The Rest of the Story on Roe

“Blackmun's Roe v. Wade Was Almost Overturned” (March 28-April 3) told how the 1992 Supreme Court case Planned Parenthood v. Casey nearly overturned the case that legalized abortion.

Many people don't know that the original Roe case was nearly dismissed. When Notre Dame law professor Douglas Kmiec reviewed the papers of another of the Roe justices, Justice Thurgood Marshall, he found that Justice William Douglas saw abortion as an extension of his 1965 [Griswald vs. Connecticut] opinion invalidating a Connecticut law limiting the use of artificial contraception.

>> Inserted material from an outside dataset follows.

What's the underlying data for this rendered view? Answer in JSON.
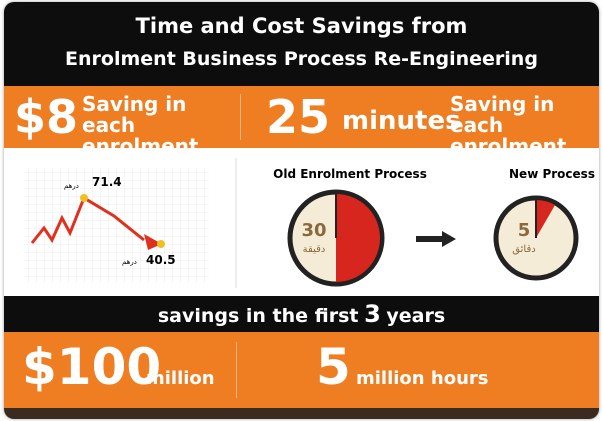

The papers show that the Roe justices could not agree about what method of analysis to apply or even agree on a position clear enough to take a vote in conference.

Blackmun suggested the court declare the Texas law prohibiting abortion vague and dismiss the case. Because new members came onto the court after Roe v. Wade's original argument, the case was reargued. Douglas arranged a consensus, because he didn't want to risk losing his majority on re-argument.

Blackmun wrote that this case was decided with “arbitrary” rationale. It was not discernment of the law of the land but arbitrary choice that accounted for the result in Roe.

Kmiec learned that none of the justices claimed there is a specific textual guarantee of abortion to be found anywhere in the constitutional document. He said the internal drafts acknowledge that the abortion claim finds no legitimacy within the background principles of common law, out of which the Constitution emerged.